This is probably not the first time such a title has caught your eye.
Yet again, your hopes are up. You’re pouring over this article eagerly, waiting to catch a marketing gem (“create killer content”, “have a personal voice”), that will finally, finally (sigh) transform the fate of your blog.
However, I do not have any tips, ideas or full-blown strategies to take you to overnight success. All that I have to offer are three critical but often-hushed truths that helped me get my company’s blog on track, and could help you too.
You need to hit a sweet spot, and it’s going to take a long while
“Be consistent so that your readers know what to expect from you, and keep coming back for more! ”
“Spice things up with variety, and cater to the tastes of all kinds of readers. ”
Paradoxes are a common plague in the world of blogging, and they can be mind-boggling.
For the sake of thought-leadership, your blog needs to be thorough and value-filled – and for the sake of mass readership, it should still remain simple and interesting. Post regularly, but do not annoy a visitor with too much buzz. Create content around SEO keywords that have already been done to death, but be fresh and original with what you write.
Finding the right ‘balance’ that clicks can be incredibly daunting, and it will not happen in one go. You’ll need to :-
1) Experiment
What is the silver lining in the dark cloud of an unpopular blog? You have full freedom to experiment, and no reader expectations to keep up to! So play around with your design, content, distribution and CTAs on a periodic basis.
And don’t just go back and forth between the tried and the tested strategies – be original with your experiments, as well.
Sure, a long-form ‘How-to’ post is what all your competitors do – but could a comic strip on the same subject work better?
2) Analyze
Does a minimalistic design decrease your bounce rate? Does posting snippets from the blog on social media drive more engagement than merely linking to the actual post?
Don’t rely on intuition or ‘surface’ numbers. Change one aspect of your blog every week (or whatever period you find suitable), and study how that affected all the critical metrics.
3) Implement
Don’t be lazy about scrapping the ideas that did not work, and aggressively implement the ones that did.

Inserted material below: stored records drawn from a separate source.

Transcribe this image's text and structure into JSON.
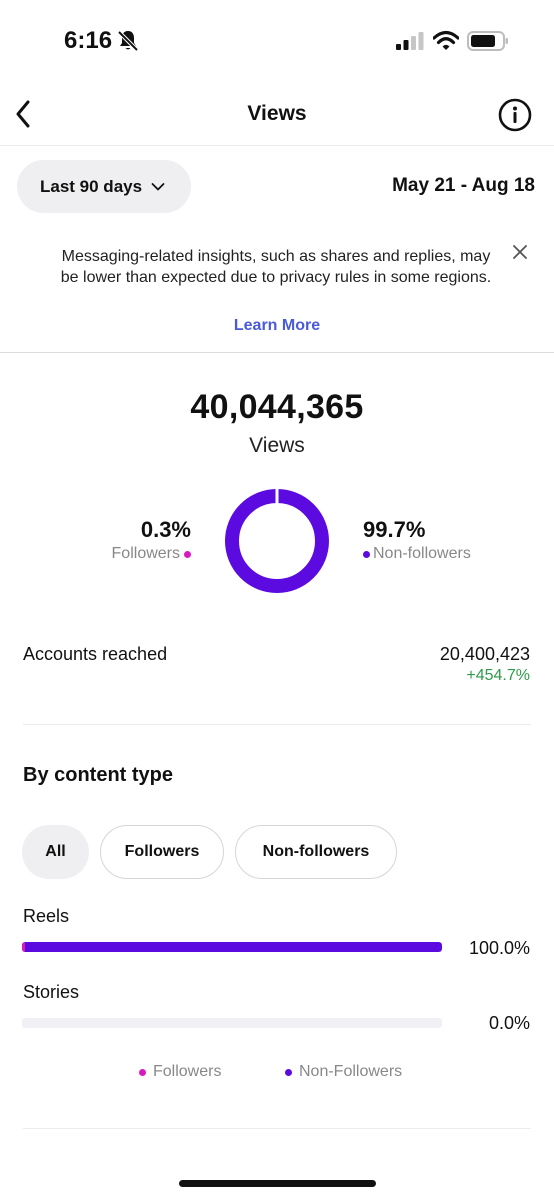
{
  "status_bar": {
    "time": "6:16"
  },
  "header": {
    "title": "Views"
  },
  "filter": {
    "range_label": "Last 90 days",
    "date_range": "May 21 - Aug 18"
  },
  "notice": {
    "text": "Messaging-related insights, such as shares and replies, may be lower than expected due to privacy rules in some regions.",
    "link": "Learn More"
  },
  "summary": {
    "total": "40,044,365",
    "total_label": "Views",
    "followers_pct": "0.3%",
    "followers_label": "Followers",
    "nonfollowers_pct": "99.7%",
    "nonfollowers_label": "Non-followers",
    "followers_fraction": 0.003
  },
  "reach": {
    "label": "Accounts reached",
    "value": "20,400,423",
    "change": "+454.7%"
  },
  "content_type": {
    "title": "By content type",
    "chips": [
      "All",
      "Followers",
      "Non-followers"
    ],
    "rows": [
      {
        "label": "Reels",
        "pct": "100.0%",
        "fraction": 1.0
      },
      {
        "label": "Stories",
        "pct": "0.0%",
        "fraction": 0.0
      }
    ],
    "legend": [
      "Followers",
      "Non-Followers"
    ]
  },
  "colors": {
    "followers": "#d81bbf",
    "nonfollowers": "#5b0be0",
    "positive": "#2e9a4a",
    "link": "#4a5bd8"
  },
  "icons": [
    "bell-slash-icon",
    "signal-icon",
    "wifi-icon",
    "battery-icon",
    "back-icon",
    "info-icon",
    "chevron-down-icon",
    "close-icon"
  ]
}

Your problem is too complex for a few clicks to solve
No article or e-book will ever have ‘all that you need to know’. No expert will ever know your business as much as you do – in all of its history, glories and failures. Nobody will ever hand you for free an idea so refreshing, so new and so captivating – that it instantly makes your blog a success.
The lack of readers for your blog is a problem too broad, too personal, too demanding for anyone but yourself to solve. It needs absolute originality – in the kind of content you create, in the ways you market it – and nobody is going to give that to you for free.
Therefore, do not treat advice on the internet as rules, do not simply replicate success stories from the past, and do not depend solely on the free expertise on the internet. Use your favorite online resources as education – on the basis of which you will need to experiment with your strategies.
You do not always need a blog
It is ridiculously difficult to consider the idea of blog-killing.
You might have already invested too much in building it, or you might believe that a blog, like a booking website, is an unquestionable necessity and not just another marketing initiative.
What you need to realize is that blogging is a costly affair. Unlike a website, it is not a one-time expense and it does not serve a common, defined purpose. Put aside the marketing pulse of the moment and think for your ownself :-
1) What goals do you want to achieve through your business blog?
These could be search engine optimization, driving higher traffic to your website, engaging with your community, building a brand/thought-leadership, etc.
2) What alternatives to blogging can you use to achieve these goals?
For example –
- If you’re a local restaurant – sponsoring in-city physical events will lead to more targeted, relevant brand awareness than a blog would.
- Similarly, if you’re a small-scale manufacturer of fertilizer, or cement – chances are that many of your customers aren’t online themselves, in which case it would make no sense for you to have a blog.
- If you’re a big FMCG brand with a massive following on social channels, and high rankings on search engines – why do you need a blog for long-form content, when the readership for that is already on the decline?
3) How much would those alternatives cost you? How would that cost compare to the cost of maintaining your blog?
There’s a very fine line between working relentlessly to make something a success, and being blindly stubborn about moving on from something that just isn’t working out.
Take a severely practical decision, and make sure you remain on the right side!
There, you have it, the three things that helped improve my approach to business blogging. Stop bothering Google with searches like ‘how to increase my blog traffic’, and think these three points through. In time, you’ll have your answers!